In clinical examinations and diagnoses, low-dose computed tomography (LDCT) is crucial for minimizing health risks compared with normal-dose computed tomography (NDCT). However, reducing the radiation dose compromises the signal-to-noise ratio, leading to degraded quality of CT images. To address this, we analyze LDCT denoising task based on experimental results from the frequency perspective, and then introduce a novel self-supervised CT image denoising method called WIA-LD2ND, only using NDCT data. The proposed WIA-LD2ND comprises two modules: Wavelet-based Image Alignment (WIA) and Frequency-Aware Multi-scale Loss (FAM). First, WIA is introduced to align NDCT with LDCT by mainly adding noise to the high-frequency components, which is the main difference between LDCT and NDCT. Second, to better capture high-frequency components and detailed information, Frequency-Aware Multi-scale Loss (FAM) is proposed by effectively utilizing multi-scale feature space. Extensive experiments on two public LDCT denoising datasets demonstrate that our WIA-LD2ND, only uses NDCT, outperforms existing several state-of-the-art weakly-supervised and self-supervised methods. Source code is available at https://github.com/zhaohaoyu376/WI-LD2ND.
Paper Structure (9 sections, 5 equations, 4 figures, 2 tables)

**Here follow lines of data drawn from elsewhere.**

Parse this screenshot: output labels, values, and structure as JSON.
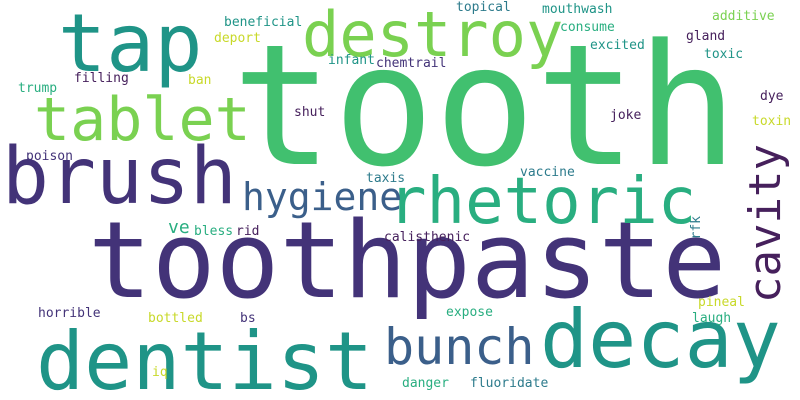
{
  "palette": {
    "background": "#ffffff",
    "dark_purple": "#433378",
    "deep_purple": "#46205c",
    "teal": "#1f9487",
    "blue_teal": "#2d7b8c",
    "slate": "#3b5f8a",
    "green": "#41c06f",
    "sea_green": "#29ae80",
    "lime": "#7ad151",
    "yellow": "#c8d92a"
  },
  "words": {
    "tooth": "tooth",
    "toothpaste": "toothpaste",
    "tap": "tap",
    "brush": "brush",
    "dentist": "dentist",
    "decay": "decay",
    "destroy": "destroy",
    "tablet": "tablet",
    "rhetoric": "rhetoric",
    "bunch": "bunch",
    "cavity": "cavity",
    "hygiene": "hygiene",
    "beneficial": "beneficial",
    "deport": "deport",
    "topical": "topical",
    "mouthwash": "mouthwash",
    "consume": "consume",
    "additive": "additive",
    "gland": "gland",
    "excited": "excited",
    "toxic": "toxic",
    "filling": "filling",
    "ban": "ban",
    "infant": "infant",
    "chemtrail": "chemtrail",
    "trump": "trump",
    "dye": "dye",
    "toxin": "toxin",
    "shut": "shut",
    "joke": "joke",
    "poison": "poison",
    "vaccine": "vaccine",
    "taxis": "taxis",
    "ve": "ve",
    "bless": "bless",
    "rid": "rid",
    "rfk": "rfk",
    "calisthenic": "calisthenic",
    "horrible": "horrible",
    "expose": "expose",
    "pineal": "pineal",
    "bottled": "bottled",
    "bs": "bs",
    "laugh": "laugh",
    "iq": "iq",
    "danger": "danger",
    "fluoridate": "fluoridate"
  }
}
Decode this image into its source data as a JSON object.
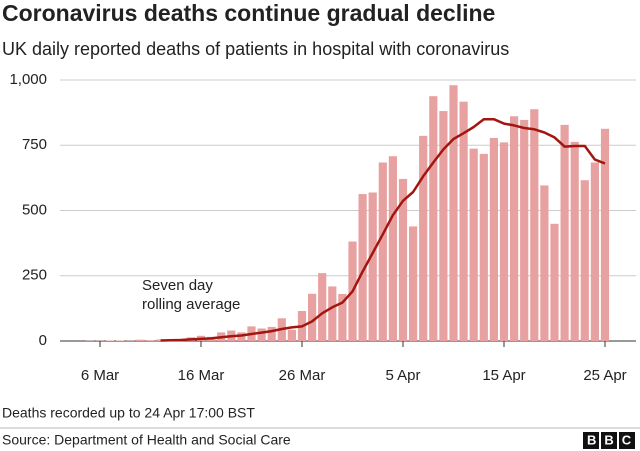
{
  "chart_data": {
    "type": "bar",
    "title": "Coronavirus deaths continue gradual decline",
    "subtitle": "UK daily reported deaths of patients in hospital with coronavirus",
    "categories": [
      null,
      null,
      null,
      null,
      "6 Mar",
      null,
      null,
      null,
      null,
      null,
      null,
      null,
      null,
      null,
      "16 Mar",
      null,
      null,
      null,
      null,
      null,
      null,
      null,
      null,
      null,
      "26 Mar",
      null,
      null,
      null,
      null,
      null,
      null,
      null,
      null,
      null,
      "5 Apr",
      null,
      null,
      null,
      null,
      null,
      null,
      null,
      null,
      null,
      "15 Apr",
      null,
      null,
      null,
      null,
      null,
      null,
      null,
      null,
      null,
      "25 Apr"
    ],
    "series": [
      {
        "type": "bar",
        "color": "#e8a1a1",
        "values": [
          0,
          0,
          0,
          1,
          1,
          2,
          2,
          1,
          5,
          3,
          6,
          7,
          3,
          14,
          20,
          16,
          33,
          40,
          33,
          56,
          48,
          54,
          87,
          43,
          115,
          181,
          260,
          209,
          180,
          381,
          563,
          569,
          684,
          708,
          621,
          439,
          786,
          938,
          881,
          980,
          917,
          737,
          717,
          778,
          761,
          861,
          847,
          888,
          596,
          449,
          828,
          763,
          616,
          684,
          813
        ]
      },
      {
        "type": "line",
        "color": "#a3160f",
        "values": [
          null,
          null,
          null,
          null,
          null,
          null,
          null,
          null,
          null,
          null,
          2,
          3,
          4,
          6,
          8,
          10,
          14,
          18,
          21,
          27,
          32,
          38,
          46,
          52,
          56,
          75,
          106,
          129,
          147,
          190,
          266,
          337,
          409,
          482,
          537,
          571,
          631,
          684,
          734,
          774,
          796,
          820,
          850,
          850,
          833,
          826,
          816,
          811,
          799,
          780,
          745,
          747,
          747,
          695,
          680
        ]
      }
    ],
    "annotation": [
      "Seven day",
      "rolling average"
    ],
    "ylim": [
      0,
      1000
    ],
    "yticks": [
      0,
      250,
      500,
      750,
      {
        "value": 1000,
        "label": "1,000"
      }
    ],
    "grid": true,
    "note": "Deaths recorded up to 24 Apr 17:00 BST",
    "source": "Source: Department of Health and Social Care",
    "logo": "BBC"
  }
}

This paper contains 9 sections, 5 equations, 4 figures, 2 tables.

Figures (4)

  • Figure 1: (a) Visualization of results of NDCT and LDCT after Discrete Wavelet Transform (DWT). The primary differences between NDCT and LDCT are at the high frequency components $[LH, HL, HH]$. (b-c) Visualize the normalized low-frequency (LF) component $LL$ features of NDCT and LDCT, while (d-e) display the normalized high-frequency (HF) component $[LH, HL, HH]$ features. We adopt the first residual block of pre-trained ResNet-18 he2016deep to extract image features.
  • Figure 2: Overview of our proposed WIA-LD2ND. NDCT image $x$ is passed through the WIA and then fed into the reconstruction network. The high-frequency components of the denoised CT $y$ and the input image $x$ are both fed into FAM to compute the loss capturing high-frequency components in multi-scale feature space.
  • Figure 3: (a-c) Visualization of NDCT, residual between NDCT and result of BM3D dabov2007image (a classical denoising method), and high-frequency components in spatial domain. The residual is converted into a clean binary image for clarity. We filter high-frequency band from image and then convert the result into a binary image. (d-e) Visualization of the tSNE images of feature distribution on the NDCT, LDCT, and their respective transformations after applying WIA on Mayo-2016 dataset. We adopt the first residual block of pre-trained ResNet-18 to extract image features.
  • Figure 4: Qualitative comparison of different methods on the Mayo-2020 dataset moen2021low.